# Allis-Chalmers



## musicman300 (Apr 3, 2010)

Since these are made by the same company, I'll ask about it here. Does anyone have one of the new Allis mowers and if so how do you like it? John


----------



## HYDROGUARDIAN16 (Feb 14, 2007)

My work sells them, the only thing that I dont like is the hood. It is sloppy, doesnt close well. Seems loose when I rock it side to side. Other than that they are pretty nice. The four wheel steering tractor by AC is great, minus the missing deck rollers that the simplicity brand offers.
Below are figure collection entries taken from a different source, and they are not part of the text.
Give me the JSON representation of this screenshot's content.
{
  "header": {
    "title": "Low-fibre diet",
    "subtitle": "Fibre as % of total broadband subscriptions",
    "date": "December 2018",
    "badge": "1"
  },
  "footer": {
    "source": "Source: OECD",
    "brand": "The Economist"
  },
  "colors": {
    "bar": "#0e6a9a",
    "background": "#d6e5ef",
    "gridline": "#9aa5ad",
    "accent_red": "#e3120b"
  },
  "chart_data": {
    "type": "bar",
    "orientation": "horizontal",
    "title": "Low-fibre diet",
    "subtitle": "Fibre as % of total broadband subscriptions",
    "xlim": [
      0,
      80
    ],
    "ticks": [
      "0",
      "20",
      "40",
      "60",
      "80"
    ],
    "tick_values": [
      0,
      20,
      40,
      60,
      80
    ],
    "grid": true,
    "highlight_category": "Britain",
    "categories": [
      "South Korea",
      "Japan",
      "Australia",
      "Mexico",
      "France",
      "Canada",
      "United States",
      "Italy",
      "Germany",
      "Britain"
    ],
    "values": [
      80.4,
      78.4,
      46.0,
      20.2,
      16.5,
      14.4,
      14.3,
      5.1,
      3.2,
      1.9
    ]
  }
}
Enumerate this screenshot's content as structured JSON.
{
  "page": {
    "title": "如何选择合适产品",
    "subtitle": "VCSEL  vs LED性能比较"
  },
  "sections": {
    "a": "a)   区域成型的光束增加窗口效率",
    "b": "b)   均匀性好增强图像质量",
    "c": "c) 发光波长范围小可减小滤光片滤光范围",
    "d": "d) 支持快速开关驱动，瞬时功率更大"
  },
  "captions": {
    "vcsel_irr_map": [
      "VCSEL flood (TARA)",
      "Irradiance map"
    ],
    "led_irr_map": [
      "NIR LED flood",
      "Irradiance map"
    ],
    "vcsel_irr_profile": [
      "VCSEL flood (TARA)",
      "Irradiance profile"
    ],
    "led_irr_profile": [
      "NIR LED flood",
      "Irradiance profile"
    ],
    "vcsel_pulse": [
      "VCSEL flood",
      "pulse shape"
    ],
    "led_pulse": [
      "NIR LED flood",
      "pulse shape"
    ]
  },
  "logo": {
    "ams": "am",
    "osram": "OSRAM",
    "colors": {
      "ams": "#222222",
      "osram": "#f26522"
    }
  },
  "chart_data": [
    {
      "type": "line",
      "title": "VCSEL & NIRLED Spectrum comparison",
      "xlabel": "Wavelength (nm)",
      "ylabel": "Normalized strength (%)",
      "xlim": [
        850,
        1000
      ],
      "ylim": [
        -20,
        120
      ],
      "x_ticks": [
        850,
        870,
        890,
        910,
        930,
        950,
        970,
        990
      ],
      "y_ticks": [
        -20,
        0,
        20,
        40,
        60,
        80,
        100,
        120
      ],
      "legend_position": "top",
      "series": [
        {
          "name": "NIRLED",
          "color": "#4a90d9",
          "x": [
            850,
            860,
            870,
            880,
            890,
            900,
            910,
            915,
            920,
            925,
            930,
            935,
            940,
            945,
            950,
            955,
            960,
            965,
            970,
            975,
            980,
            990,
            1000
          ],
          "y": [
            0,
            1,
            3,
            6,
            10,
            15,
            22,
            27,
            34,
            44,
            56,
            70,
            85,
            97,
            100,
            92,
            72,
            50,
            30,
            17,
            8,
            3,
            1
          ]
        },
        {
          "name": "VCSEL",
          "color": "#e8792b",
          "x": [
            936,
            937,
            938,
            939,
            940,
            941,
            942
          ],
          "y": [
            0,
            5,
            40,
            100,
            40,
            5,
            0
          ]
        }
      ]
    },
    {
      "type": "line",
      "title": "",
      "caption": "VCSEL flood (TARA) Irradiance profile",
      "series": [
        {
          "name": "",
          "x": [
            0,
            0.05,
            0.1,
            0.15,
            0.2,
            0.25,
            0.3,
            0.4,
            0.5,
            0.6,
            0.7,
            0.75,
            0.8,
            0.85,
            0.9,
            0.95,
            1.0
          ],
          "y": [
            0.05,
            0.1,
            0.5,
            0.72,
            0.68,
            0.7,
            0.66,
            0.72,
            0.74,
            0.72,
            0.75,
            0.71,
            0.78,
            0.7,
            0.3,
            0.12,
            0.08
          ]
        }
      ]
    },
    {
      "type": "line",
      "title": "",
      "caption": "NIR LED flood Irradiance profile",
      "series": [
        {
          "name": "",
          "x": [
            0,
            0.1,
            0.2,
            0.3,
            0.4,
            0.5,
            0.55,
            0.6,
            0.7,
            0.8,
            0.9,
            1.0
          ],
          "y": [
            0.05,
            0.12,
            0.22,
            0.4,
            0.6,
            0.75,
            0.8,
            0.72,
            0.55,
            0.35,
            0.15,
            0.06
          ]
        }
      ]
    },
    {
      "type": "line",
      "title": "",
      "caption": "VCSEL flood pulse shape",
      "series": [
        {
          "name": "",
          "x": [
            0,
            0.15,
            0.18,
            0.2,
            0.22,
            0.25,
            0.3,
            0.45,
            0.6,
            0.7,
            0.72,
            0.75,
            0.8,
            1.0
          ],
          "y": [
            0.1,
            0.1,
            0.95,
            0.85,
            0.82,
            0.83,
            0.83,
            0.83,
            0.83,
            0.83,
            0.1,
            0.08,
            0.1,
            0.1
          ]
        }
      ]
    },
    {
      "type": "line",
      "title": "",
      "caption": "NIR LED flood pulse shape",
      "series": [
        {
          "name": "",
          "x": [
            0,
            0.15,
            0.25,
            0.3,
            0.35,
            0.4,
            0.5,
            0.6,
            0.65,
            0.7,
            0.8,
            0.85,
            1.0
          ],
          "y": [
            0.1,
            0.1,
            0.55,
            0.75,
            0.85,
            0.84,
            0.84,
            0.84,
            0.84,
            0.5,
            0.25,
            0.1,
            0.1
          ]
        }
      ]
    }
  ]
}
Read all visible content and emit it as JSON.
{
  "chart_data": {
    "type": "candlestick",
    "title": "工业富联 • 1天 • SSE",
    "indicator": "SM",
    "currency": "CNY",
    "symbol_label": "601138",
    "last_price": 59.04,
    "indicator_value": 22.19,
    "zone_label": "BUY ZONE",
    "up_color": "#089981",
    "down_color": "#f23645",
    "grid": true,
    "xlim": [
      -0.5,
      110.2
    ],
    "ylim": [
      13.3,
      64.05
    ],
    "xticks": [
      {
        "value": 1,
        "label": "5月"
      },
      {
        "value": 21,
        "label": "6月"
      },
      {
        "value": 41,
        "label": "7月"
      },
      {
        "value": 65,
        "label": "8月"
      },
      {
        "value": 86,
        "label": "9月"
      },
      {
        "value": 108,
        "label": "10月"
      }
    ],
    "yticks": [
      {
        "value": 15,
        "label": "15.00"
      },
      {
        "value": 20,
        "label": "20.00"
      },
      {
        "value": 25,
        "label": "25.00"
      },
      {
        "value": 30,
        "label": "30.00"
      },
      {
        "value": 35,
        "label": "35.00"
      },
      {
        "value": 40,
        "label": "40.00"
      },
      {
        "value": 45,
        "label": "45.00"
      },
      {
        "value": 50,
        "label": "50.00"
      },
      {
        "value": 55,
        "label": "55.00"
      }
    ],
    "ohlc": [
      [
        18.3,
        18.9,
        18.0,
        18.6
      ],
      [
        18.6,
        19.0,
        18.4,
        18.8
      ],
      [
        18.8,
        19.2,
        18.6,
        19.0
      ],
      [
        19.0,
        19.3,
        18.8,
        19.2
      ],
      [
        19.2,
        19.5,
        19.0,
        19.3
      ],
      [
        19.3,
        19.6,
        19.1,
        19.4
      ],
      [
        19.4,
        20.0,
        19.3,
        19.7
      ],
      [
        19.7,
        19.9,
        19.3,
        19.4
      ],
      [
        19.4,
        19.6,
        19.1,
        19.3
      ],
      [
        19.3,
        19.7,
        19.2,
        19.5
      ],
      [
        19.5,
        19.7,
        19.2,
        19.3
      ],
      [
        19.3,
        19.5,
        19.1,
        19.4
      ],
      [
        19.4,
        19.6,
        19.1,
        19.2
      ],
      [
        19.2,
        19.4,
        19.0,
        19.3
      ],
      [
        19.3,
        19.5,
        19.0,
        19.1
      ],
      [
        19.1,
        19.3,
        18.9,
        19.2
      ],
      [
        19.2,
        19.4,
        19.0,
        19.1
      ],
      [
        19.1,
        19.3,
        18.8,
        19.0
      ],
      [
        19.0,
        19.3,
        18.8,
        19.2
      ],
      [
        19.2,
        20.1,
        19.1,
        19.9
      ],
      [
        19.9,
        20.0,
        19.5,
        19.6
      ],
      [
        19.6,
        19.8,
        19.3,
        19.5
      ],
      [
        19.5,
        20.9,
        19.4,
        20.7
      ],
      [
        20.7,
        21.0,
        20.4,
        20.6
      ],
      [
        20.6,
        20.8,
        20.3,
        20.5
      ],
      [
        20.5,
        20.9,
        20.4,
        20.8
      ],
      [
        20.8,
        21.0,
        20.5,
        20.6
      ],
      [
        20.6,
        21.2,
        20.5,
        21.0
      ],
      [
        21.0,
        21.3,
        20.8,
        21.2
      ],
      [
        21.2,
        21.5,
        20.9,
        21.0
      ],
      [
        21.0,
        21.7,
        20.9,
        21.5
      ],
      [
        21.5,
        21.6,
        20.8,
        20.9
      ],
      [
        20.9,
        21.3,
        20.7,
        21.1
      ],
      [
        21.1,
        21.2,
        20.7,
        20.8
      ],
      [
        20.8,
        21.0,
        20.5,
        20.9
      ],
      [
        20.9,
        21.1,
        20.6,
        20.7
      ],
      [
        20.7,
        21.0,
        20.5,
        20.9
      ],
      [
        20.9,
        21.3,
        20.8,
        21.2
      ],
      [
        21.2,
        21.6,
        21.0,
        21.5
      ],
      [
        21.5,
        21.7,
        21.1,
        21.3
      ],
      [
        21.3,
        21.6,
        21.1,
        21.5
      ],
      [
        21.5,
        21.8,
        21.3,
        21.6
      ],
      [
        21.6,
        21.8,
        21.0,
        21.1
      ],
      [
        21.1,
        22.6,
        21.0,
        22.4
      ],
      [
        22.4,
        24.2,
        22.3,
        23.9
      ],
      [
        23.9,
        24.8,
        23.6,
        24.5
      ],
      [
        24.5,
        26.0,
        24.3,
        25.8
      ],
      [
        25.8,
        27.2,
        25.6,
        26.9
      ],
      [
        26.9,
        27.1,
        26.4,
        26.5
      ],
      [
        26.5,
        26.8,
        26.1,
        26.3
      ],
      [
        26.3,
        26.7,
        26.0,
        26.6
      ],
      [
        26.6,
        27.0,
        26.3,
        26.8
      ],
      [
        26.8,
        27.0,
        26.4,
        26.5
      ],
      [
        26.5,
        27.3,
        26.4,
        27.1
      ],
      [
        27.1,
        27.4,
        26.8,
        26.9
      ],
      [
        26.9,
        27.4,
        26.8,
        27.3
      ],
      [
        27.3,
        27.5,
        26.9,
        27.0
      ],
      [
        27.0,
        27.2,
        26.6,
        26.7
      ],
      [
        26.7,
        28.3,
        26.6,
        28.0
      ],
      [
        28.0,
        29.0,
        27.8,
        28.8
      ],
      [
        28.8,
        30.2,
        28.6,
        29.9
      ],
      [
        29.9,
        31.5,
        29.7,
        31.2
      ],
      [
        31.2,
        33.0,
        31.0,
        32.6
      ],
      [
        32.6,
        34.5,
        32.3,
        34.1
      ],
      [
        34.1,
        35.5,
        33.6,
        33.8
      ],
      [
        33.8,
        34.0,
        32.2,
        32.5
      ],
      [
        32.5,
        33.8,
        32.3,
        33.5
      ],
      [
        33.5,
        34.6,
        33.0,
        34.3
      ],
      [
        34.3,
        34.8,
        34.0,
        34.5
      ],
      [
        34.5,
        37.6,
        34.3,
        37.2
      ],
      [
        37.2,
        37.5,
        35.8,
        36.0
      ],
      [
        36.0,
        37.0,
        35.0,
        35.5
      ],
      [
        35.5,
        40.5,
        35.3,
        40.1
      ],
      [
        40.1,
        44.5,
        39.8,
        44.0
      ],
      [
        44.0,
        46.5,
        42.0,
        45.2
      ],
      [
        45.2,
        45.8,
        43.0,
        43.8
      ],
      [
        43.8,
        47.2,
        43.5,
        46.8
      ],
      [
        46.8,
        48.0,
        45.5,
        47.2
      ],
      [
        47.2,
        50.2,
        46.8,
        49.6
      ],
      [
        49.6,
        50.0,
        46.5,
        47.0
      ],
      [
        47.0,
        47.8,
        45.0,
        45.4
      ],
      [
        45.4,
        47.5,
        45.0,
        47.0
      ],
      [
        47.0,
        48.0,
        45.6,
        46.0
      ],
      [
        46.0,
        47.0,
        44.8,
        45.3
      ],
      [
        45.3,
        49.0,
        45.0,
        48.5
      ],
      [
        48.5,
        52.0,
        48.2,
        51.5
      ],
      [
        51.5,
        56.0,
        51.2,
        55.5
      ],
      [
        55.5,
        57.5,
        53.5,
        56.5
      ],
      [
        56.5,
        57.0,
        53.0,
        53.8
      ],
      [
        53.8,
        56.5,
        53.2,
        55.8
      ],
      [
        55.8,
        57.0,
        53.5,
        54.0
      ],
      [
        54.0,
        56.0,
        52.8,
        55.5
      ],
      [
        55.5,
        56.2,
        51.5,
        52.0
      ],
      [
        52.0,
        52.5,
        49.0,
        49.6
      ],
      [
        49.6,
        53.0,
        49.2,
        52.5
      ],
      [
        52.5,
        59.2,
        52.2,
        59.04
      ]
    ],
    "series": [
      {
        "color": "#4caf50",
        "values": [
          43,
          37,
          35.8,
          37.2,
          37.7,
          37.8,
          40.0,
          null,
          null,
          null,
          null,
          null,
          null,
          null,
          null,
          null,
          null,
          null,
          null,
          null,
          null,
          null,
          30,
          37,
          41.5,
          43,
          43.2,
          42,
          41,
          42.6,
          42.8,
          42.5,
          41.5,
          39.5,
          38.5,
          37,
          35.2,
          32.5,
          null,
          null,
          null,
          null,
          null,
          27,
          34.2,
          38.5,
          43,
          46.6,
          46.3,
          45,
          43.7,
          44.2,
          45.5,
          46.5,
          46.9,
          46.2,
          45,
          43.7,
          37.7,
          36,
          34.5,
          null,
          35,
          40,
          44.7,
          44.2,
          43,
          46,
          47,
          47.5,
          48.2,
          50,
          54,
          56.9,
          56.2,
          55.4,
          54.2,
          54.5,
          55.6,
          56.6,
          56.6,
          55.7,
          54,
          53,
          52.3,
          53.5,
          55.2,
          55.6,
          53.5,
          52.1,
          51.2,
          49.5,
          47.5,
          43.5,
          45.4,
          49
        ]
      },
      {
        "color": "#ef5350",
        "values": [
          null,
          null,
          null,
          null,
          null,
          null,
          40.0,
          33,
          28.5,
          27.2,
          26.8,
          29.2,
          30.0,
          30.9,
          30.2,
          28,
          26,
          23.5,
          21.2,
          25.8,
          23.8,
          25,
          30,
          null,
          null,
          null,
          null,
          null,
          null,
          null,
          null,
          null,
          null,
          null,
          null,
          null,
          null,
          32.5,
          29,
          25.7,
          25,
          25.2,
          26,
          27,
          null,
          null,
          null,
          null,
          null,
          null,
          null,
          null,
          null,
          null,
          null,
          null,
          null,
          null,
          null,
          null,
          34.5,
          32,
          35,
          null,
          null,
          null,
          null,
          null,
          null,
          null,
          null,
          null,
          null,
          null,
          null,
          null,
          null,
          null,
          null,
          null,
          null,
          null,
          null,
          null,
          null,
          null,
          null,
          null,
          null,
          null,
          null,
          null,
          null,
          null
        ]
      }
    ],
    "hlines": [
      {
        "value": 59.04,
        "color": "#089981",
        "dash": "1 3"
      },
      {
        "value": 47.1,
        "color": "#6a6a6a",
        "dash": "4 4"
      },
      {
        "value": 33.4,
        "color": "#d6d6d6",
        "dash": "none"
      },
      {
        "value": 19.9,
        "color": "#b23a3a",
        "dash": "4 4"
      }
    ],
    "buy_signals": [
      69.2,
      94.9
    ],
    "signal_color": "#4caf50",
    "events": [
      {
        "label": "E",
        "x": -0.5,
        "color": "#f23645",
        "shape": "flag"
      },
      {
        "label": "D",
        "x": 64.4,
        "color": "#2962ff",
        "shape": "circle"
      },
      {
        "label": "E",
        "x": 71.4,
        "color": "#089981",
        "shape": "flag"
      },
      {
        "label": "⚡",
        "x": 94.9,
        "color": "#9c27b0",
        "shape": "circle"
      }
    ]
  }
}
The tractor is a #$%T^ch to push around even with the transmission released.


----------



## lawnidiot (Apr 27, 2013)

Looking for info on installing drive belt for AC 608 ltd lawn tractor


----------



## skunkhome (Nov 30, 2008)

lawnidiot said:


> Looking for info on installing drive belt for AC 608 ltd lawn tractor


Well, gee that is off topic! 

I am disheartened that they would resurrect the AC badge to put on such a machine. 

I wonder if Briggs bought the trademark outright or paying royalties to the current owner of Allis Chalmers Energy.


----------



## sunn300t (Feb 16, 2014)

i havent seen one yet but i cant imagine them being as handsome as the oldies!


----------